Here, a “partner” can be anyone from a romantic interest to just a friend.

“One possibility is that being generous is a signal of how many resources you have,” he said. “The other possibility is that it signals how good of a partner you’ll be.

He uses the example of donating 10 dollars to a charity. In one situation, you get nothing back. In the other situation, you will receive a bracelet, showing you have donated.

“People will go for that bracelet,” Krupp said. “People aren’t doing this consciously.”

While this doesn’t diminish the integrity of the charity, he said advertisers can use this to their advantage.

So what of TOMS shoes and their ever-increasing popularity?

According to Krupp, their rise to fame is due in part to the social impression they help maintain.

“It’s … possible that one of the reasons why it’s a fashion statement is because it started off as … a charitable thing,” he said, “You were cool because you were wearing cool shoes that were also good for other people.

Nina Butz is one of the co-chairs of Queen’s Oxfam, a campus branch of the charity which focuses on eradicating worldwide poverty.

She supports Oxfam because of their work with report-based projects. It’s a practice where the charity provides the public with progress reports on their initiatives in the developing world.

“People don’t like to donate if they don’t know where their money is going,” Butz, ArtSci ’14, said. “You can call that selfish … but at the end of the day it’s really going to make your [non-governmental organization] a lot more effective if you can trace where you money is going.”

Butz said she admires the message that TOMS is attempting to portray.

“It’s like a walking advertisement for social justice,” she said. “Even if it is just a ploy, [it’s] a marketing scheme that touches people’s hearts a little bit.”

Competing Campaigns

According to Statistics Canada, there are over 86,000 charities in the country.
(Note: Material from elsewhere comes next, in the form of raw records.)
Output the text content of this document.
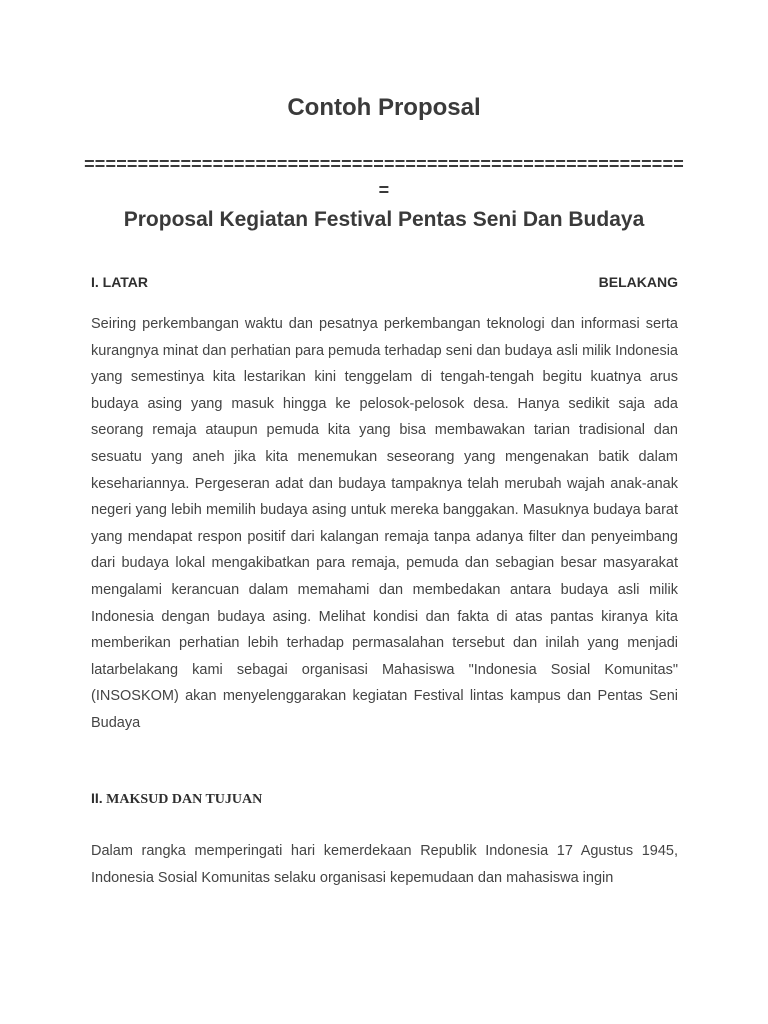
Contoh Proposal
=========================================================
Proposal Kegiatan Festival Pentas Seni Dan Budaya
I. LATAR	BELAKANG

Seiring perkembangan waktu dan pesatnya perkembangan teknologi dan informasi serta kurangnya minat dan perhatian para pemuda terhadap seni dan budaya asli milik Indonesia yang semestinya kita lestarikan kini tenggelam di tengah-tengah begitu kuatnya arus budaya asing yang masuk hingga ke pelosok-pelosok desa. Hanya sedikit saja ada seorang remaja ataupun pemuda kita yang bisa membawakan tarian tradisional dan sesuatu yang aneh jika kita menemukan seseorang yang mengenakan batik dalam kesehariannya. Pergeseran adat dan budaya tampaknya telah merubah wajah anak-anak negeri yang lebih memilih budaya asing untuk mereka banggakan. Masuknya budaya barat yang mendapat respon positif dari kalangan remaja tanpa adanya filter dan penyeimbang dari budaya lokal mengakibatkan para remaja, pemuda dan sebagian besar masyarakat mengalami kerancuan dalam memahami dan membedakan antara budaya asli milik Indonesia dengan budaya asing. Melihat kondisi dan fakta di atas pantas kiranya kita memberikan perhatian lebih terhadap permasalahan tersebut dan inilah yang menjadi latarbelakang kami sebagai organisasi Mahasiswa "Indonesia Sosial Komunitas" (INSOSKOM) akan menyelenggarakan kegiatan Festival lintas kampus dan Pentas Seni Budaya

II. MAKSUD DAN TUJUAN

Dalam rangka memperingati hari kemerdekaan Republik Indonesia 17 Agustus 1945, Indonesia Sosial Komunitas selaku organisasi kepemudaan dan mahasiswa ingin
Here are some of the most popular charity campaigns of the past few decades:


Started in 2004 as a movement to raise funds and awareness for mens’ health issues, Movember encourages men to grow mustaches in November, with Canadian donations going toward Prostate Cancer Canada.
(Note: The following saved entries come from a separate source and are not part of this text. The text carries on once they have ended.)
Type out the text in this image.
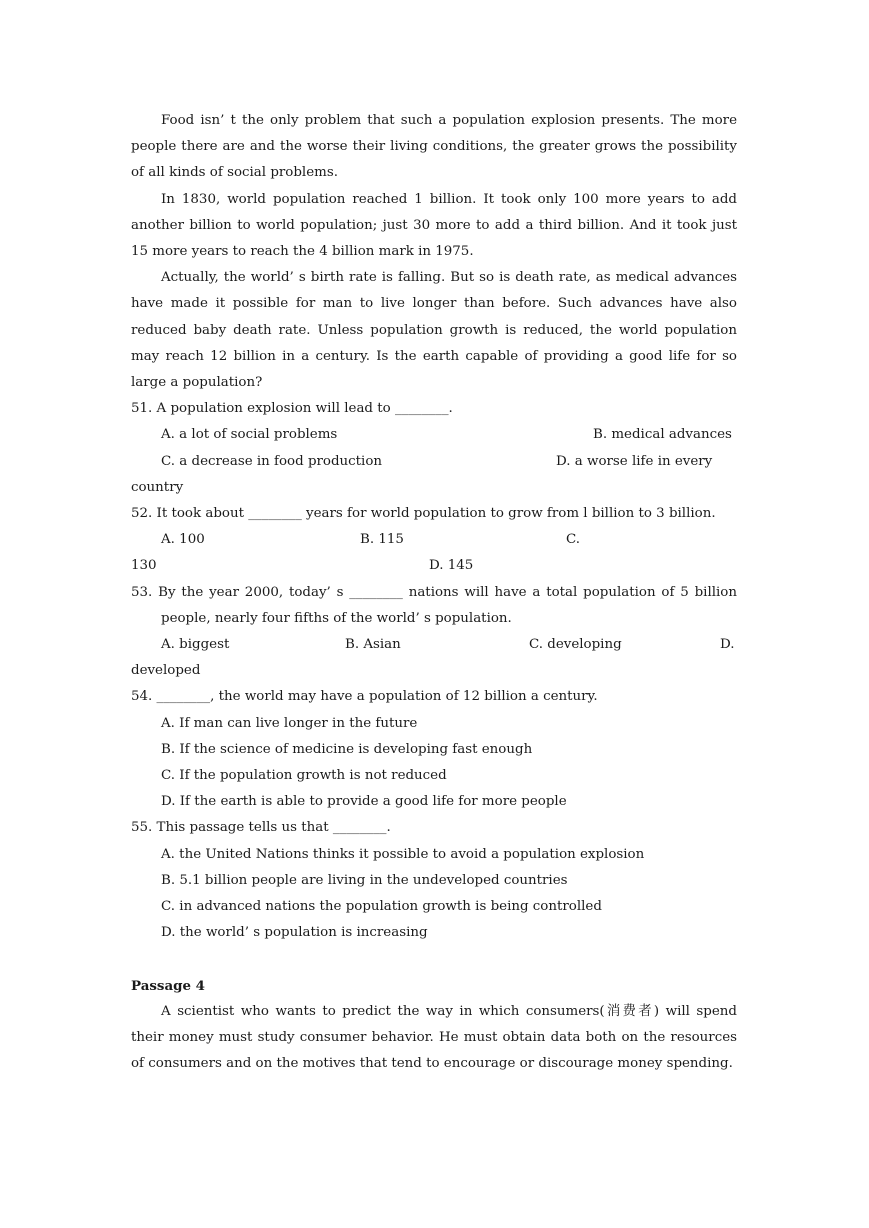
Food isn’ t the only problem that such a population explosion presents. The more people there are and the worse their living conditions, the greater grows the possibility of all kinds of social problems.

In 1830, world population reached 1 billion. It took only 100 more years to add another billion to world population; just 30 more to add a third billion. And it took just 15 more years to reach the 4 billion mark in 1975.

Actually, the world’ s birth rate is falling. But so is death rate, as medical advances have made it possible for man to live longer than before. Such advances have also reduced baby death rate. Unless population growth is reduced, the world population may reach 12 billion in a century. Is the earth capable of providing a good life for so large a population?

51. A population explosion will lead to ________.

A. a lot of social problems	B. medical advances
C. a decrease in food production	D. a worse life in every

country

52. It took about ________ years for world population to grow from l billion to 3 billion.

A. 100	B. 115	C.
130	D. 145

53. By the year 2000, today’ s ________ nations will have a total population of 5 billion people, nearly four fifths of the world’ s population.

A. biggest	B. Asian	C. developing	D.

developed

54. ________, the world may have a population of 12 billion a century.

A. If man can live longer in the future

B. If the science of medicine is developing fast enough

C. If the population growth is not reduced

D. If the earth is able to provide a good life for more people

55. This passage tells us that ________.

A. the United Nations thinks it possible to avoid a population explosion

B. 5.1 billion people are living in the undeveloped countries

C. in advanced nations the population growth is being controlled

D. the world’ s population is increasing

Passage 4

A scientist who wants to predict the way in which consumers(消费者) will spend their money must study consumer behavior. He must obtain data both on the resources of consumers and on the motives that tend to encourage or discourage money spending.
The Wear Yellow Live Strong campaign and its familiar bracelets were created in 2004 by the Lance Armstrong Foundation. Since its launch, the charity has raised over $470 million towards the fight against cancer and support of its survivors.
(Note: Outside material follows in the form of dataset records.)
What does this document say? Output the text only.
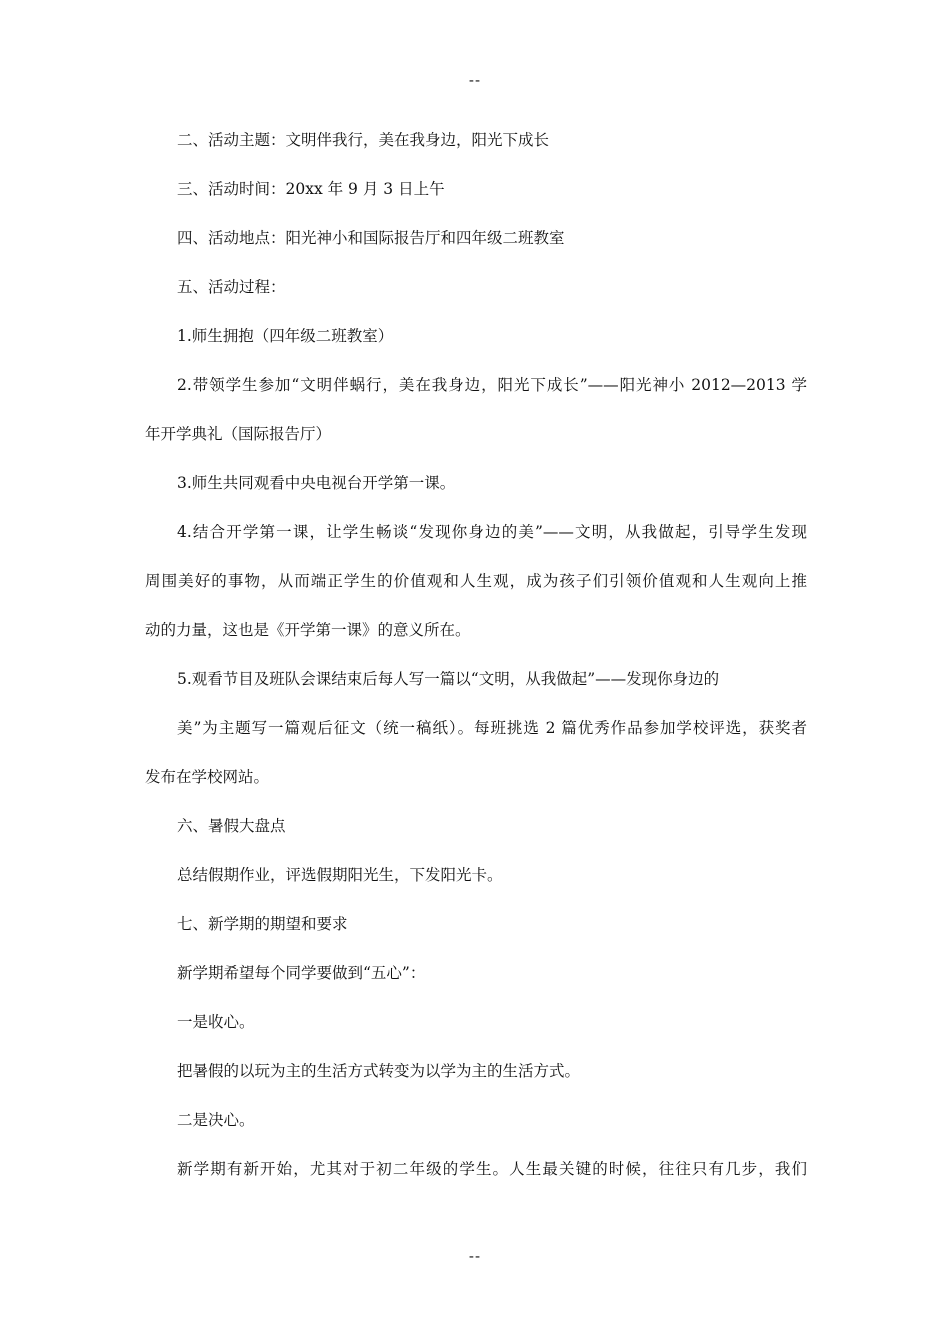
--
二、活动主题：文明伴我行，美在我身边，阳光下成长
三、活动时间：20xx 年 9 月 3 日上午
四、活动地点：阳光神小和国际报告厅和四年级二班教室
五、活动过程：
1.师生拥抱（四年级二班教室）
2.带领学生参加“文明伴蜗行，美在我身边，阳光下成长”——阳光神小 2012—2013 学
年开学典礼（国际报告厅）
3.师生共同观看中央电视台开学第一课。
4.结合开学第一课，让学生畅谈“发现你身边的美”——文明，从我做起，引导学生发现
周围美好的事物，从而端正学生的价值观和人生观，成为孩子们引领价值观和人生观向上推
动的力量，这也是《开学第一课》的意义所在。
5.观看节目及班队会课结束后每人写一篇以“文明，从我做起”——发现你身边的
美”为主题写一篇观后征文（统一稿纸）。每班挑选 2 篇优秀作品参加学校评选，获奖者
发布在学校网站。
六、暑假大盘点
总结假期作业，评选假期阳光生，下发阳光卡。
七、新学期的期望和要求
新学期希望每个同学要做到“五心”：
一是收心。
把暑假的以玩为主的生活方式转变为以学为主的生活方式。
二是决心。
新学期有新开始，尤其对于初二年级的学生。人生最关键的时候，往往只有几步，我们
--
Trick-or-Treat for UNICEF has existed since 1955 in Canada and since 1950 worldwide. It aims to support children in developing countries by providing funds for education, medicine and emergency relief, among other resources. Over 2,000 schools participate across the country during Halloween.


In July 2005, over three billion people watched 10 concerts in nine countries. The aim was to catch the G8’s attention in a call for global action against poverty. A worldwide petition was filled with over 30 million names, ending with G8’s agreement to boost aid by $50 billion.